Ce mardi, lors de la cérémonie d’ouverture de la 78ᵉ édition du Festival de Cannes, Robert De Niro a reçu la Palme d’honneur – distinction symbolique rendant hommage à l’ensemble de son œuvre cinématographique. Logiquement, nous serions tentés de penser que la légende italo-américaine est une des figures les plus importantes de l’histoire de la compétition. Néanmoins, l’histoire est quelque peu différente.
De Niro à Cannes :
De Niro participe pour la première fois au Festival de Cannes en 1976. Un an plus tôt, il inscrivait son nom dans l’histoire du cinéma en recevant l’Oscar du meilleur second rôle pour son interprétation de Vito Corleone dans Le Parrain, 2ᵉ partie. Par conséquent, il arrive sur la Croisette en tant qu’acteur reconnu. Cette année-là, il réalise l’exploit d’être présent dans deux films :
- 1900 de Bertolucci
- Taxi Driver de Martin Scorsese
Bien que le premier ne soit pas En Compétition, le deuxième est un prétendant sérieux à la Palme d’or. Face à des réalisateurs de renom comme Eric Rohmer, Roman Polanski, Wim Wenders ou encore Alan Parker, Martin Scorsese tire son épingle du jeu et remporte la récompense suprême. Néanmoins, malgré une performance hors du commun, Robert De Niro ne reçoit aucun prix. Les jurés ont davantage été conquis par la réalisation de Scorsese que l’interprétation de son acteur principal. Qu’à cela ne tienne, le tandem remet le couvert huit ans plus tard. Dans La Valse des pantins, Robert De Niro incarne, encore une fois, un marginal en quête de reconnaissance errant dans New York. Bien que les ingrédients et la recette soient similaires, le résultat est moins convaincant aux yeux du jury. La Palme d’or de 1983 est attribuée à La Balade de Narayama et Gian Maria Volonté remporte le prix d’interprétation masculine. Robert De Niro doit alors attendre 1986 et Mission pour être, de nouveau, à l’affiche d’une Palme d’or. Cependant, il ne remportera jamais de récompense individuelle malgré ses 5 participations En Compétition. Il devient alors légitime de se demander s’il existe des raisons expliquant qu’une telle légende du 7ᵉ art n’ait jamais été sacrée à Cannes.

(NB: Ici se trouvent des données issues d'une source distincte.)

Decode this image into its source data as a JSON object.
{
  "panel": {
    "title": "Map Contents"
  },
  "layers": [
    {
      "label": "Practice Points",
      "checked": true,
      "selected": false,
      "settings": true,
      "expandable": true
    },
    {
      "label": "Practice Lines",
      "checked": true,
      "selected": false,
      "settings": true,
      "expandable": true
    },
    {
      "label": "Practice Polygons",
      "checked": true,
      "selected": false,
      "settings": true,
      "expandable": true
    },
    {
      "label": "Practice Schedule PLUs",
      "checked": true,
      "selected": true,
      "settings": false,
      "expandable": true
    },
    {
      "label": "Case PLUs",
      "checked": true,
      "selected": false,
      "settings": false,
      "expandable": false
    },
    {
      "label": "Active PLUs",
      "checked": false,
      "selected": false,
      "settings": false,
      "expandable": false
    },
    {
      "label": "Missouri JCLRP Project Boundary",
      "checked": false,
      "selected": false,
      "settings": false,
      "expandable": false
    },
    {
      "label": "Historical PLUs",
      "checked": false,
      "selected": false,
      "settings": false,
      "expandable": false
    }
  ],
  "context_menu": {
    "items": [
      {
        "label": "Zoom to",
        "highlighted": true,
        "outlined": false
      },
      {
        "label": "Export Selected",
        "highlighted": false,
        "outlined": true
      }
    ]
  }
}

À mesure qu’il gagnait en renommée, Robert De Niro s’est engagé dans des projets états-uniens de plus en plus mainstream. La plupart de ses interprétations légendaires ont donc été mises au service de productions à grand budget dont l’approbation cannoise importe peu. L’éligibilité d’un film au Festival de Cannes dépend d’impératifs artistiques et calendaires auxquels certains réalisateurs ou producteurs ne veulent pas se plier. Par conséquent, la popularité de Robert De Niro l’a enfermé dans un statut de « superstar » qui est difficilement conciliable avec la politique de la Sélection Officielle. Comme le rappelle Thierry Frémaux, délégué général du Festival de Cannes, les films sont « présentés en avant-première mondiale, c’est donc souvent leur première rencontre avec un public exigeant composé de professionnels ou de cinéphiles ». Pour les blockbusters ou les films événements, il existe tout de même la section Hors Compétition. C’est pourquoi, depuis les années 2000, Robert De Niro est venu sur la Croisette uniquement pour des œuvres sélectionnées Hors Compétition. Le Festival a davantage préféré bénéficier de sa renommée que de son talent. Cependant, il serait malhonnête de parler d’injustice à son égard. Dans la deuxième partie de sa carrière, Robert De Niro a sciemment délaissé les rôles de composition au profit de rôle de commande, moins exigeants artistiquement et avec lesquels il est plus difficile de marquer les esprits du gratin cinématographique.
In fine, Robert De Niro est un acteur exceptionnel dont les prix – un Oscar et un Golden Globe de Meilleur Acteur, mais aucun Prix d’interprétation masculine – ne reflètent que partiellement le talent et l’impact. Cette Palme d’honneur permet à celui pour qui les circonstances n’ont pas toujours été favorables, d’inscrire son nom dans la légende d’un festival pour lequel il a « des sentiments très forts ».